The Teamsters still give more to Democrats. They sent $15,000 to the DCCC last year while placing smaller checks with targeted Republicans. That is not realignment. That is a shopping list – fund the members who can deliver the vote, keep funding the party that wants the bill anyway.

The outcome O'Brien is buying is binding arbitration – faster imposed contracts, faster dues revenue, faster money into the political operation that has spent decades writing checks primarily to Democrats.

Rep. Brian Fitzpatrick told the Pennsylvania Conference of Teamsters Convention in Hershey on April 27: "It will be brought to the floor and it will pass. That is a guarantee."

The Discharge Petition Is Four Signatures Away From Bypassing Speaker Johnson

The discharge petition sits at 214 signatures. Democrats hold 214 seats. Every Democrat signed.

Four Republicans joined them: Fitzpatrick, Bresnahan, Lawler, and Max Miller of Ohio.

A discharge petition bypasses the Speaker entirely once it hits 218. Johnson cannot block it, cannot table it, cannot do anything about it.

If the FLCA clears the House it faces a harder road in the Senate, where it needs 60 votes. But midterms are coming, and Fitzpatrick already said the quiet part out loud.
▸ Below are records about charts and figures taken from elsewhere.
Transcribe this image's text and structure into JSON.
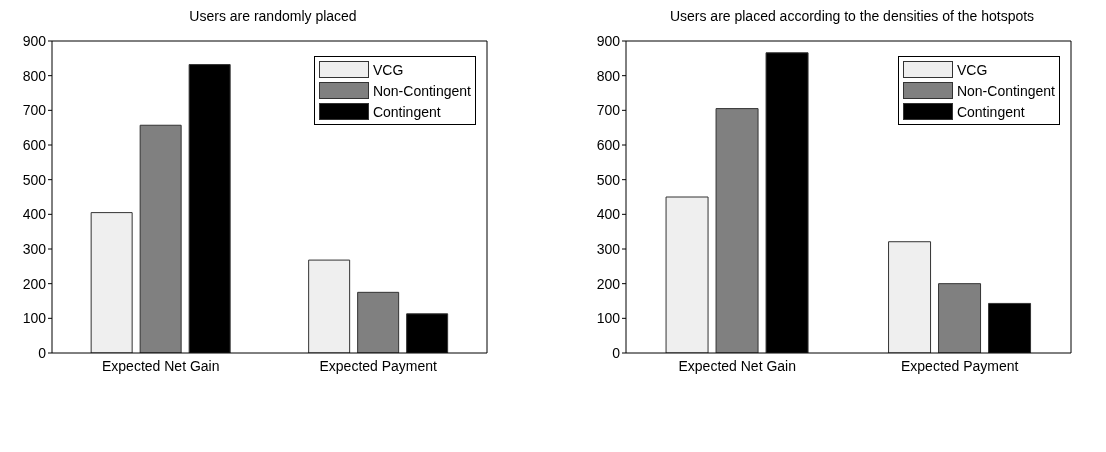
{
  "chart_data": [
    {
      "type": "bar",
      "title": "Users are randomly placed",
      "categories": [
        "Expected Net Gain",
        "Expected Payment"
      ],
      "series": [
        {
          "name": "VCG",
          "color": "#efefef",
          "values": [
            405,
            268
          ]
        },
        {
          "name": "Non-Contingent",
          "color": "#808080",
          "values": [
            657,
            175
          ]
        },
        {
          "name": "Contingent",
          "color": "#000000",
          "values": [
            832,
            113
          ]
        }
      ],
      "ylim": [
        0,
        900
      ],
      "yticks": [
        0,
        100,
        200,
        300,
        400,
        500,
        600,
        700,
        800,
        900
      ],
      "grid": false,
      "legend": "top right"
    },
    {
      "type": "bar",
      "title": "Users are placed according to the densities of the hotspots",
      "categories": [
        "Expected Net Gain",
        "Expected Payment"
      ],
      "series": [
        {
          "name": "VCG",
          "color": "#efefef",
          "values": [
            450,
            321
          ]
        },
        {
          "name": "Non-Contingent",
          "color": "#808080",
          "values": [
            705,
            200
          ]
        },
        {
          "name": "Contingent",
          "color": "#000000",
          "values": [
            866,
            143
          ]
        }
      ],
      "ylim": [
        0,
        900
      ],
      "yticks": [
        0,
        100,
        200,
        300,
        400,
        500,
        600,
        700,
        800,
        900
      ],
      "grid": false,
      "legend": "top right"
    }
  ]
}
Republicans killed EFCA in 2009 by holding together against the same mechanism they are now helping deliver.

Mike Lawler. Rob Bresnahan. Brian Fitzpatrick. Max Miller.

Four Republicans who took Teamsters money, signed the petition, and handed Sean O'Brien what Barack Obama could not get with 60 Senate seats.


Sources:

  • Jace White, "Why Are Republicans Looking To Pass Obama-Era Forced Unionization Bill?" The Federalist, May 19, 2026.
  • James Sherk, "How the Employee Free Choice Act Takes Away Workers' Rights," Heritage Foundation, March 2009.
  • Shikha Dalmia, "The Employee Free Choice Act and Binding Arbitration," Reason Foundation, 2009.
  • C. Jarrett Dieterle, "Josh Hawley's Pro-Union Bill Would Let Washington Write Your Contract," Reason, May 16, 2026.
  • "Beltway Buzz, May 15, 2026," National Law Review.
  • "Teamsters Pour Money Into GOP, Shifting Away From Dems," Daily Caller, August 2025.